I think a simple example may solve your confusion :

Suppose we need to find greatest prime factor in the following problems and use your approach:

2^2 - 2^1= \frac{2^2}{2} - \frac{2}{2} = 2 \tag{1}

2^3-2^1 =\frac{2^3}{2} - \frac{2}{2} = 6 = 3\cdot 2 \tag{2}

As you can see the greatest prime factor is 2 in **equation 1** but its 3 in **equation 2**.

Also , the answer you’re getting are multiple of 2’s {2 in equation 1 and 6 in equation 2 are multiples of 2 } while the question is asking about divisor {or factors} especially prime factors . You might want to google these terms to get a better understanding!

Hey thanks for the response, unfortunately, I can’t see equation 2 in your post.
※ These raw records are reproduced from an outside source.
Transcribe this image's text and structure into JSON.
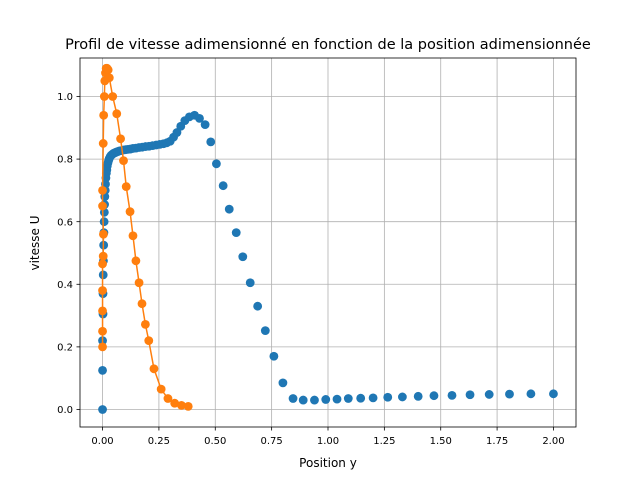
{
  "chart_data": {
    "type": "scatter",
    "title": "Profil de vitesse adimensionné en fonction de la position adimensionnée",
    "xlabel": "Position  y",
    "ylabel": "vitesse U",
    "xlim": [
      -0.1,
      2.1
    ],
    "ylim": [
      -0.056,
      1.123
    ],
    "x_ticks": [
      "0.00",
      "0.25",
      "0.50",
      "0.75",
      "1.00",
      "1.25",
      "1.50",
      "1.75",
      "2.00"
    ],
    "x_tick_values": [
      0,
      0.25,
      0.5,
      0.75,
      1.0,
      1.25,
      1.5,
      1.75,
      2.0
    ],
    "y_ticks": [
      "0.0",
      "0.2",
      "0.4",
      "0.6",
      "0.8",
      "1.0"
    ],
    "y_tick_values": [
      0,
      0.2,
      0.4,
      0.6,
      0.8,
      1.0
    ],
    "grid": true,
    "series": [
      {
        "color": "#1f77b4",
        "style": "markers",
        "points": [
          [
            0.0,
            0.0
          ],
          [
            0.0,
            0.125
          ],
          [
            0.0,
            0.22
          ],
          [
            0.002,
            0.305
          ],
          [
            0.002,
            0.37
          ],
          [
            0.003,
            0.43
          ],
          [
            0.004,
            0.475
          ],
          [
            0.005,
            0.525
          ],
          [
            0.006,
            0.565
          ],
          [
            0.007,
            0.6
          ],
          [
            0.008,
            0.63
          ],
          [
            0.009,
            0.655
          ],
          [
            0.01,
            0.68
          ],
          [
            0.012,
            0.7
          ],
          [
            0.013,
            0.72
          ],
          [
            0.015,
            0.74
          ],
          [
            0.017,
            0.755
          ],
          [
            0.019,
            0.765
          ],
          [
            0.021,
            0.778
          ],
          [
            0.024,
            0.788
          ],
          [
            0.027,
            0.796
          ],
          [
            0.03,
            0.802
          ],
          [
            0.034,
            0.808
          ],
          [
            0.038,
            0.812
          ],
          [
            0.043,
            0.815
          ],
          [
            0.048,
            0.818
          ],
          [
            0.054,
            0.82
          ],
          [
            0.06,
            0.822
          ],
          [
            0.067,
            0.824
          ],
          [
            0.075,
            0.826
          ],
          [
            0.083,
            0.827
          ],
          [
            0.092,
            0.829
          ],
          [
            0.102,
            0.83
          ],
          [
            0.112,
            0.831
          ],
          [
            0.123,
            0.832
          ],
          [
            0.135,
            0.834
          ],
          [
            0.148,
            0.835
          ],
          [
            0.162,
            0.837
          ],
          [
            0.176,
            0.838
          ],
          [
            0.191,
            0.84
          ],
          [
            0.206,
            0.841
          ],
          [
            0.222,
            0.843
          ],
          [
            0.238,
            0.845
          ],
          [
            0.254,
            0.847
          ],
          [
            0.27,
            0.849
          ],
          [
            0.285,
            0.852
          ],
          [
            0.3,
            0.857
          ],
          [
            0.315,
            0.87
          ],
          [
            0.33,
            0.885
          ],
          [
            0.347,
            0.905
          ],
          [
            0.365,
            0.923
          ],
          [
            0.385,
            0.935
          ],
          [
            0.408,
            0.94
          ],
          [
            0.43,
            0.93
          ],
          [
            0.455,
            0.91
          ],
          [
            0.48,
            0.855
          ],
          [
            0.505,
            0.785
          ],
          [
            0.535,
            0.715
          ],
          [
            0.562,
            0.64
          ],
          [
            0.593,
            0.565
          ],
          [
            0.622,
            0.488
          ],
          [
            0.655,
            0.405
          ],
          [
            0.688,
            0.33
          ],
          [
            0.722,
            0.252
          ],
          [
            0.76,
            0.17
          ],
          [
            0.8,
            0.085
          ],
          [
            0.845,
            0.035
          ],
          [
            0.89,
            0.03
          ],
          [
            0.94,
            0.03
          ],
          [
            0.99,
            0.032
          ],
          [
            1.04,
            0.033
          ],
          [
            1.09,
            0.035
          ],
          [
            1.145,
            0.036
          ],
          [
            1.2,
            0.037
          ],
          [
            1.265,
            0.039
          ],
          [
            1.33,
            0.04
          ],
          [
            1.4,
            0.042
          ],
          [
            1.47,
            0.044
          ],
          [
            1.55,
            0.045
          ],
          [
            1.63,
            0.047
          ],
          [
            1.715,
            0.048
          ],
          [
            1.805,
            0.049
          ],
          [
            1.9,
            0.05
          ],
          [
            2.0,
            0.05
          ]
        ]
      },
      {
        "color": "#ff7f0e",
        "style": "line-markers",
        "points": [
          [
            0.0,
            0.2
          ],
          [
            0.0,
            0.25
          ],
          [
            0.0,
            0.315
          ],
          [
            0.0,
            0.38
          ],
          [
            0.0,
            0.465
          ],
          [
            0.003,
            0.49
          ],
          [
            0.004,
            0.56
          ],
          [
            0.0,
            0.65
          ],
          [
            0.0,
            0.7
          ],
          [
            0.003,
            0.85
          ],
          [
            0.005,
            0.94
          ],
          [
            0.008,
            1.0
          ],
          [
            0.01,
            1.05
          ],
          [
            0.013,
            1.075
          ],
          [
            0.016,
            1.09
          ],
          [
            0.02,
            1.09
          ],
          [
            0.025,
            1.085
          ],
          [
            0.03,
            1.06
          ],
          [
            0.045,
            1.0
          ],
          [
            0.063,
            0.945
          ],
          [
            0.08,
            0.865
          ],
          [
            0.093,
            0.795
          ],
          [
            0.105,
            0.712
          ],
          [
            0.122,
            0.632
          ],
          [
            0.135,
            0.555
          ],
          [
            0.148,
            0.475
          ],
          [
            0.162,
            0.405
          ],
          [
            0.175,
            0.338
          ],
          [
            0.19,
            0.272
          ],
          [
            0.205,
            0.22
          ],
          [
            0.228,
            0.13
          ],
          [
            0.26,
            0.065
          ],
          [
            0.29,
            0.035
          ],
          [
            0.32,
            0.02
          ],
          [
            0.35,
            0.013
          ],
          [
            0.38,
            0.01
          ]
        ]
      }
    ]
  }
}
This is what I’m seeing, can you post a screenshot of equation 2 maybe?

Thanks for the explanation.

I guess what I construe from this is that if a number is a multiple of 2 then it does not mean that 2 is the only prime factor. The expression 2^x - 2^y can evaluate to a number where the factors can be prime numbers other than 2.

So the process would be to try and solve the expression first and find its prime factor representation, then look for the greatest prime factor.